Dans une étude publiée en 2025, Rachel Reid-McCann et coll.(1) ont cherché à déterminer s’il existait un lien entre la survenue de dysménorrhées à l’adolescence et la présence de douleurs pelviennes chroniques à l’âge adulte.
Pour mener leur étude, les auteurs ont exploité une base de données prospective ayant recueilli de manière continue un ensemble de paramètres physiologiques chez une cohorte de sujets suivis depuis l’âge d’un an jusqu’au début de l’âge adulte. Les participants ont été interrogés de façon régulière, permettant une analyse approfondie des facteurs de santé au fil du temps.
L’étude aborde un sujet important, car les douleurs menstruelles, souvent banalisées, touchent une part significative des adolescentes. En France, environ 60% des jeunes femmes déclarent souffrir de dysménorrhées, ce qui peut avoir des répercussions sur leur qualité de vie. Des recherches antérieures ont montré que les douleurs pelviennes chroniques affectent entre 10 et 15% des femmes en âge de procréer, soulignant ainsi l’importance de comprendre les facteurs prédisposants à ces conditions.
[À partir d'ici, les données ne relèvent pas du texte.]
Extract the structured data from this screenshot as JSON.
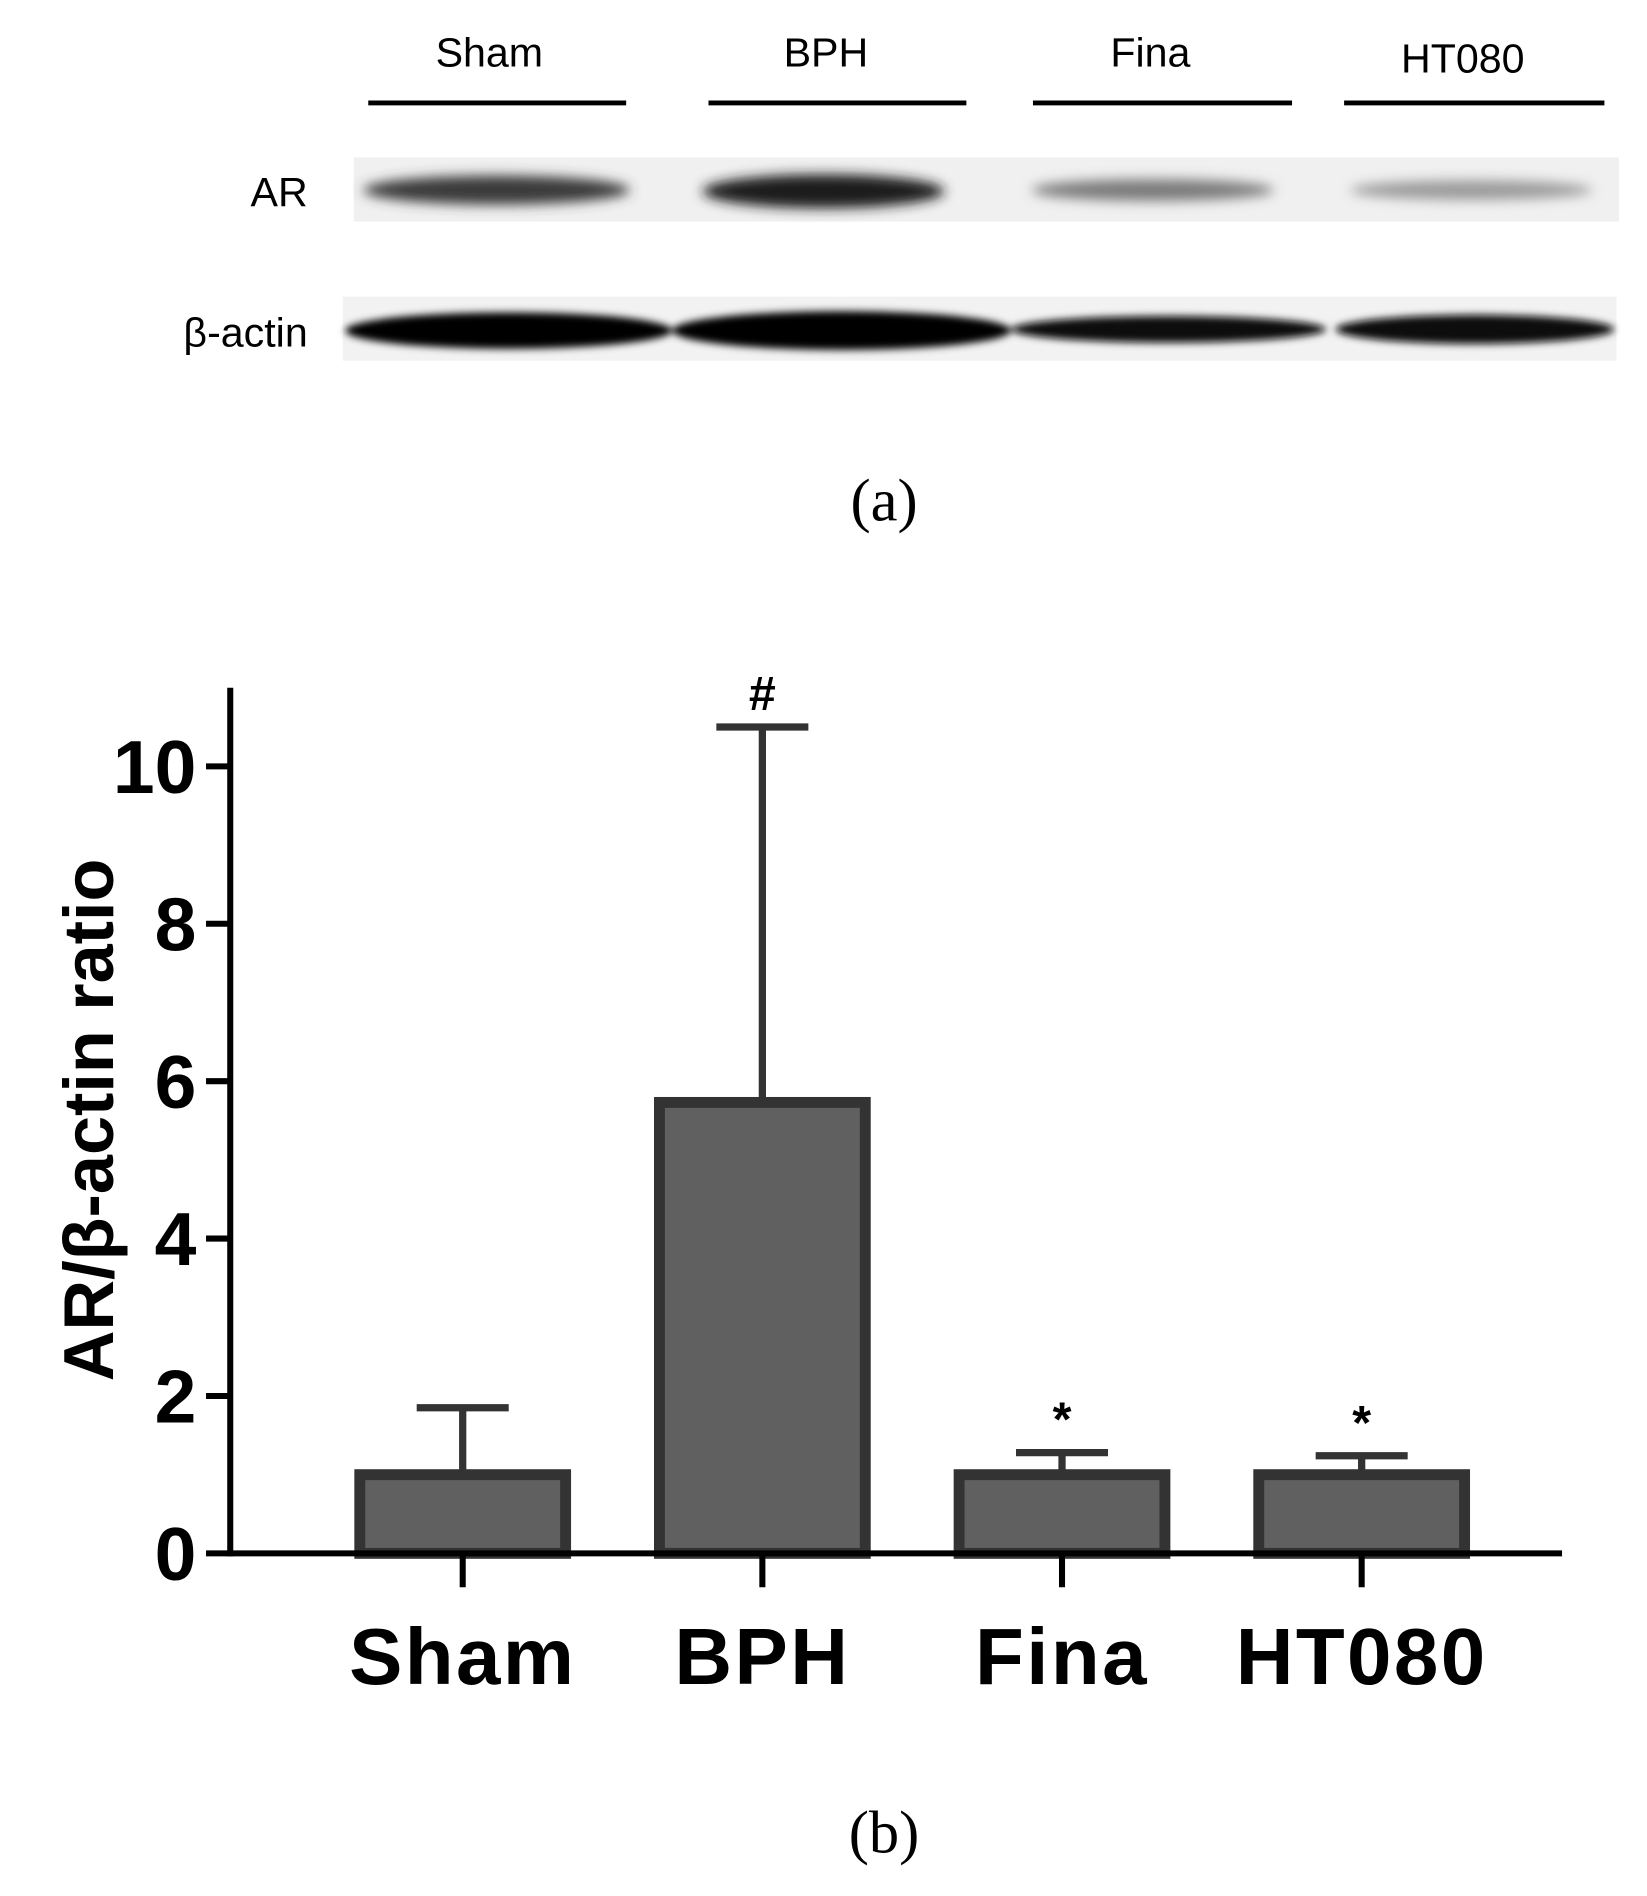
{
  "panel_a": {
    "lanes": [
      "Sham",
      "BPH",
      "Fina",
      "HT080"
    ],
    "rows": [
      "AR",
      "β-actin"
    ],
    "caption": "(a)"
  },
  "chart_data": {
    "type": "bar",
    "caption": "(b)",
    "y_label": "AR/β-actin ratio",
    "categories": [
      "Sham",
      "BPH",
      "Fina",
      "HT080"
    ],
    "values": [
      1.0,
      5.73,
      1.0,
      1.0
    ],
    "errors": [
      0.85,
      4.77,
      0.28,
      0.24
    ],
    "annotations": [
      null,
      "#",
      "*",
      "*"
    ],
    "color": "#606060",
    "ylim": [
      0,
      11
    ],
    "yticks": [
      0,
      2,
      4,
      6,
      8,
      10
    ]
  }
}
Les résultats de l’étude de Reid-McCann et al. pourraient avoir des implications cruciales pour le suivi médical des jeunes femmes, en mettant en lumière la nécessité d’une prise en charge précoce des dysménorrhées pour potentiellement réduire le risque de douleurs chroniques à l’âge adulte. Source : Rachel Reid-McCann et al. (2025).